Leonty Grigoryevich Ramensky (Лео́нтий Григо́рьевич Ра́менский; – January 27, 1953) was a plant ecologist who conceived several important ideas that were overlooked in the West and later ’re-invented’ by western scientists. He lived in the Russian Empire and later the Soviet Union.

He graduated from the Petrograd University in 1916 and obtained a Ph.D. in biology in 1935. From 1911 to 1928 he worked in the Research Institute of the Voronezh Gouvernement (now Voronezh State University) and from 1928 in the State Grassland Institute (later All-union Scientific Research Institute of Forages dedicated to V.R.Williams).
Ramensky was a proponent of the view that biotic communities consist of species behaving individualistically (much like Henry Gleason in the U.S.A.). This was in strong contrast to the prevailing view of communities as super-organisms, held by the powerful V.N.Sukachov and his consorts (much like Frederic Clements in the U.S.A.).
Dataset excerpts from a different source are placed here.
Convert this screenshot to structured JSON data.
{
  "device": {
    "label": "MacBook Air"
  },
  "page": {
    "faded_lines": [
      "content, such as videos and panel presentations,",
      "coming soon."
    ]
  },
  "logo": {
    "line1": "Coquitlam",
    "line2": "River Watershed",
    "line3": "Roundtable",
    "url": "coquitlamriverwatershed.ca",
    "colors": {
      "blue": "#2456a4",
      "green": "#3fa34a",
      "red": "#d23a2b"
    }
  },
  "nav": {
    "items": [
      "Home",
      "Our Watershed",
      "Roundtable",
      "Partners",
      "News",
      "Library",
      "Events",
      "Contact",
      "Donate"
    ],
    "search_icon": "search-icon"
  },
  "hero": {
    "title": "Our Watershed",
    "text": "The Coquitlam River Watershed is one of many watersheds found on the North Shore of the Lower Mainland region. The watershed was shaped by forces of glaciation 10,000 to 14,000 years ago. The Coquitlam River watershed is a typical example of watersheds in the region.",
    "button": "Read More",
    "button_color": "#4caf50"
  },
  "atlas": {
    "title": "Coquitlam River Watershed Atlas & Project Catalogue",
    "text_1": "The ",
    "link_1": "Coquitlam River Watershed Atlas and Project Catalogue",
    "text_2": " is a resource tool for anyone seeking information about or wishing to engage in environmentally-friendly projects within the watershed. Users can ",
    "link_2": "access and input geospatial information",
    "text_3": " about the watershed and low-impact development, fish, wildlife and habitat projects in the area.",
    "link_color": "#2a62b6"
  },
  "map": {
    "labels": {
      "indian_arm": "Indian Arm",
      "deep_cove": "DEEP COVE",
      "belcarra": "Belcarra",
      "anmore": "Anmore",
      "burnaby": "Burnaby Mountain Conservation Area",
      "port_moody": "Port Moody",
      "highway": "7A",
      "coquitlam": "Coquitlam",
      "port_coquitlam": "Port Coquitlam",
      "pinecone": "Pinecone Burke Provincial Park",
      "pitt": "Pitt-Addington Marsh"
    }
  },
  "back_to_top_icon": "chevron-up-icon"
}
Hence, Ramensky was marginalized within the Russian scientific community and was only posthumously rehabilitated by Russian ecologists. Much later, the significance of his ideas was discovered by ecologists in the West.

== Selected scientific works ==
1. Ramensky, L. G. (1929)
- Translated to German and published 1930 as Zur Methodik der vergleichenden Bearbeitung und Ordnung von Pflanzenlisten und anderen Objekten, die durch mehrere verschiedenartig wirkende Faktoren bestimmt warden in: Emil Abderhalden's Beiträge zur Biologie der Pflanzen (Breslau) 18: 269-304.
In this work, Ramensky criticized the use of hierarchical classifications of plant communities and advocated ordination ("Ordnung") of communities (and other complex objects with multiple determining factors, such as soil profile and weather data) instead. He was explicit about assuming unimodal responses of species to underlying gradients in the environment. This was long before Correspondence analysis was first used (1952), the now classic applications of ordination to plant communities by J. Roger Bray and John T. Curtis and David W. Goodall and the theoretical foundations of gradient analysis was developed by Whittaker and others (1970s onwards).

2. Ramensky, L. G. (1938)
In this work, Ramensky proposed fundamental plant life strategies towards stress and disturbance. This work is a precursor of Grime's CSR strategy scheme.

3. Ramensky, L. G. (1956)
In this work, Ramensky and colleagues listed some 1,400 plant species from European Russia with tabulated quantitative indicator values for their tolerances for soil moisture, nutrients, grazing etc. This work is a precursor of Ellenberg’s widespread indicator values.

4. Ramensky, L. G. (1971)
This volume contains collected works of Ramensky.